The new altar and presidential chair

The Chapel is used by the Bishop and others for regular acts of worship and prayer.

Visitors are welcome to take time for reflection here, and candles mark the prayers of pilgrims and other guests to this sacred place.

This simple graceful building with roof bosses of naturalistic foliage is dedicated to the Holy Trinity and St. Mark. It was built by Bishop Robert Burnell at around the same time as the adjoining Great Hall in the late-thirteenth century.

The windows are surprisingly large for the period and the tracery in them is an exceptionally fine example of the Early English style.

The Chapel was restored by Bishop George Henry Law in the nineteenth century. In the windows he used fragments of French medieval glass from churches in the Rouen area, which were destroyed in the revolutionary era.

The benches are early-twentieth century and were carved by craftsmen from a number of parishes within the diocese.

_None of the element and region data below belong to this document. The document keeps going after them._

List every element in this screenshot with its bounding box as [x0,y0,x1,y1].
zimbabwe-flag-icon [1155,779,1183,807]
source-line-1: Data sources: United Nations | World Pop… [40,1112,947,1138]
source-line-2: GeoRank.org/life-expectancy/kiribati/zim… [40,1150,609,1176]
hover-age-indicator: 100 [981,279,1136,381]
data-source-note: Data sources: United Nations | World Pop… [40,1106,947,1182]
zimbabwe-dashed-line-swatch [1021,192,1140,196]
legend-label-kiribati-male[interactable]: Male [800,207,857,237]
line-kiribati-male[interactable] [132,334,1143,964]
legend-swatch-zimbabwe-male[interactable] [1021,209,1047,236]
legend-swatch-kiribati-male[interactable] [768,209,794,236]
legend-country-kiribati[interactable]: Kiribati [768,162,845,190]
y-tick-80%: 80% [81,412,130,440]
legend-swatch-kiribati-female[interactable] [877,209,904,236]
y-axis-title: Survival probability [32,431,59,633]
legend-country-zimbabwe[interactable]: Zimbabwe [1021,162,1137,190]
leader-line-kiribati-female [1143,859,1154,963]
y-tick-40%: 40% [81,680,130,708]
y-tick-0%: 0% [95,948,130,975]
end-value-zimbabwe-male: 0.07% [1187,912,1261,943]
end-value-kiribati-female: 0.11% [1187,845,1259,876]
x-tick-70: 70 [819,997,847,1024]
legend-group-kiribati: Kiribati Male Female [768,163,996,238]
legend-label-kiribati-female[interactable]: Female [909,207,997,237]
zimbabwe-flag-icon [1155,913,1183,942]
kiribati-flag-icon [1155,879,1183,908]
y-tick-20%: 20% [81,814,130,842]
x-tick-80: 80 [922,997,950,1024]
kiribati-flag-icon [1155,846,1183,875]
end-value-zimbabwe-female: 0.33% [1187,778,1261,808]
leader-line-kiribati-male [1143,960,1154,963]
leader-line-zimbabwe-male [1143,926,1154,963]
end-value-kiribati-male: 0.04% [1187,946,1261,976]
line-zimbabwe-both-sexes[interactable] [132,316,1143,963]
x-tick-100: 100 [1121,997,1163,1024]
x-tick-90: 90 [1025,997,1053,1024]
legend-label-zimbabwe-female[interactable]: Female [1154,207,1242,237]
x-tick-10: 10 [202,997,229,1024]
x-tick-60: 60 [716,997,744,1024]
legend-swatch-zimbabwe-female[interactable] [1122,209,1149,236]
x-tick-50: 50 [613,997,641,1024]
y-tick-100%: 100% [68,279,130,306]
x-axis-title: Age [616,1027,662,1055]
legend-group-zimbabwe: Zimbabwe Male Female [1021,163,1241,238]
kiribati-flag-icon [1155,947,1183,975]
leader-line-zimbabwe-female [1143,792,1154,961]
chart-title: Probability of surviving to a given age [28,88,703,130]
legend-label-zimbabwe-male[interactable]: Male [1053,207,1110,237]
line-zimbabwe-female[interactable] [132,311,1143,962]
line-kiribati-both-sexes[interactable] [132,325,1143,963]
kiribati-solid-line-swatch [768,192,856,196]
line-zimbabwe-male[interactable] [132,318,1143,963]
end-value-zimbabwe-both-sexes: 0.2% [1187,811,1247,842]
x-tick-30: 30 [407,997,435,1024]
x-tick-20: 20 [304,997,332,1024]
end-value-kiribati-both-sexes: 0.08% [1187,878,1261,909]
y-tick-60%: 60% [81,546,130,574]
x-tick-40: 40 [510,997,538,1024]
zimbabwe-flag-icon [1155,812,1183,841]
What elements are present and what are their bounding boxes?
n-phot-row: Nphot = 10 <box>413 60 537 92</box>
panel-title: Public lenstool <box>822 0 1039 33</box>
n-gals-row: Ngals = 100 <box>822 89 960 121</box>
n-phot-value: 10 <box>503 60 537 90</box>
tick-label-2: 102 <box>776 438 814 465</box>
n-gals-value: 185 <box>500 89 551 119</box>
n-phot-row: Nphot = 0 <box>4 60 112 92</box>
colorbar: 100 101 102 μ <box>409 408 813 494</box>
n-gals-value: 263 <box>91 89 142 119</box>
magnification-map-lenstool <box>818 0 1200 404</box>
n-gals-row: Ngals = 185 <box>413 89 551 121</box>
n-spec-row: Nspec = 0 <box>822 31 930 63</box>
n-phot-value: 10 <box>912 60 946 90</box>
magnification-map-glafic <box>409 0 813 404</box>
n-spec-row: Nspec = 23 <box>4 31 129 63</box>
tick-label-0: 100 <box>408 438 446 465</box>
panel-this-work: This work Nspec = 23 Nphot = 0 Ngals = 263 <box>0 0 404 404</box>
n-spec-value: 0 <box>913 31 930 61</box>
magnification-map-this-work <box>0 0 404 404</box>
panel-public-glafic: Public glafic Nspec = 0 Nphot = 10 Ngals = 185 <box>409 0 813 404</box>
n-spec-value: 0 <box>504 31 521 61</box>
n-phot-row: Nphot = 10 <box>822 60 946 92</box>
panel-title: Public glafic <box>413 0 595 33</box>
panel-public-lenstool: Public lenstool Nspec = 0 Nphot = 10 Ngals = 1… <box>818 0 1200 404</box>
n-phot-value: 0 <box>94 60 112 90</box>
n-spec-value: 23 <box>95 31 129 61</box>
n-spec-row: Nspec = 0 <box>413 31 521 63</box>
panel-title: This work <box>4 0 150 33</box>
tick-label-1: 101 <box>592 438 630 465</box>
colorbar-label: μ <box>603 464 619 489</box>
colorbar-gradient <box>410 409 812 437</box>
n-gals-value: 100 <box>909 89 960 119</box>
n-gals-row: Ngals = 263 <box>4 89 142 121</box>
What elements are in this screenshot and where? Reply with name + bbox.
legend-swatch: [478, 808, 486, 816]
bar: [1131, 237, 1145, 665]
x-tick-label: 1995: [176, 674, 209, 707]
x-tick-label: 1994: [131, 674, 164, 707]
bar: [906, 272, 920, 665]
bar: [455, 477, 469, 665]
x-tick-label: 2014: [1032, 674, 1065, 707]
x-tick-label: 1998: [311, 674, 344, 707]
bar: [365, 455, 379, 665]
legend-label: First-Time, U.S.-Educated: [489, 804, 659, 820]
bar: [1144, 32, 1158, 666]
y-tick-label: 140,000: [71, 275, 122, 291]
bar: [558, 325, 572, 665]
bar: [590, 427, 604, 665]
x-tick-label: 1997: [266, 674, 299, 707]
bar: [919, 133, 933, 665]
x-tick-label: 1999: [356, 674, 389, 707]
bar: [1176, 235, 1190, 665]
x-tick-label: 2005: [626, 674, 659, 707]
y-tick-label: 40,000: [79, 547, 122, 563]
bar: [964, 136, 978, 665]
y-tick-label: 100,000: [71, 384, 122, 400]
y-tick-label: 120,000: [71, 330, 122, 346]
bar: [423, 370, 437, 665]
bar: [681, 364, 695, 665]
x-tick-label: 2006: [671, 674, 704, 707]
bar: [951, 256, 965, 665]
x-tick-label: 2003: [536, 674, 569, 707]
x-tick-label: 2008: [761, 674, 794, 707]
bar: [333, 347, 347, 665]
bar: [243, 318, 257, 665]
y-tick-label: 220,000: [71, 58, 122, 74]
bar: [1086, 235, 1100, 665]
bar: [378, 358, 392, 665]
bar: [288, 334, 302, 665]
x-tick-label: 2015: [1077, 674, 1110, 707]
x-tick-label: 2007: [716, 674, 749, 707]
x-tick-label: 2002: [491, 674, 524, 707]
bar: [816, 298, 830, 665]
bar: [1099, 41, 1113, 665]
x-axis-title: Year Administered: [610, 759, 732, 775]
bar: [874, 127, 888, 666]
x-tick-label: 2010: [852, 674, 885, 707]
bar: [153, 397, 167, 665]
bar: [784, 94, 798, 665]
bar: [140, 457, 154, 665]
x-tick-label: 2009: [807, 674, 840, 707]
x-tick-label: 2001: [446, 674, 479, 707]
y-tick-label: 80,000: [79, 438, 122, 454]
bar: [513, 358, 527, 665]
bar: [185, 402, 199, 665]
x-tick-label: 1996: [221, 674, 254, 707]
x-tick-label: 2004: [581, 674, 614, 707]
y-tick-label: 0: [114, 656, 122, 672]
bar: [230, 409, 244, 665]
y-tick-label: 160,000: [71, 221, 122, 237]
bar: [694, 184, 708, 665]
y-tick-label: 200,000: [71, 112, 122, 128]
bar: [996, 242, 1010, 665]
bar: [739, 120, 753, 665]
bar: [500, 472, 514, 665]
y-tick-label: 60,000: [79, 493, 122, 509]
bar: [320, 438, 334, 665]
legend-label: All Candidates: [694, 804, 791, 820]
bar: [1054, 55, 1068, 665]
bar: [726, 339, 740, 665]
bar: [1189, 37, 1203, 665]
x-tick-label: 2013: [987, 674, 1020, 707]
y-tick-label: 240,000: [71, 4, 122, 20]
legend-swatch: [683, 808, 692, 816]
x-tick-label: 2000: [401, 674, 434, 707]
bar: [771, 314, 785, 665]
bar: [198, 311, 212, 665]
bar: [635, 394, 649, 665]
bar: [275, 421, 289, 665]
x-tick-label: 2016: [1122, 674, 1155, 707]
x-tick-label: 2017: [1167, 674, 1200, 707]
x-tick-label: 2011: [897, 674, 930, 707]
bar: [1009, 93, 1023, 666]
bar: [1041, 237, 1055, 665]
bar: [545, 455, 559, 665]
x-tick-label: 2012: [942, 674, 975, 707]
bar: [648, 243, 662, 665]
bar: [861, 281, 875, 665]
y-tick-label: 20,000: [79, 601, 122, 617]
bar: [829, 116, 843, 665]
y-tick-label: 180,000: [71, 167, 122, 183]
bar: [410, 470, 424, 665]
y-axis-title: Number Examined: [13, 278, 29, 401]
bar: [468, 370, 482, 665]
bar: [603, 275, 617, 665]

The Chapel was re-ordered in 2006. The sanctuary area was enlarged by the removal of a step. The new altar, made of maple and stone, was designed by David John. The altar was made by Richard Richardson. The altar stands above engraved stone work by John Rowlands Pritchard, with the text, ‘God was in Christ reconciling the world to himself; and has given us the ministry of reconciliation’.

The Celtic wooden pattern that holds the legs of the altar together symbolises reconciliation.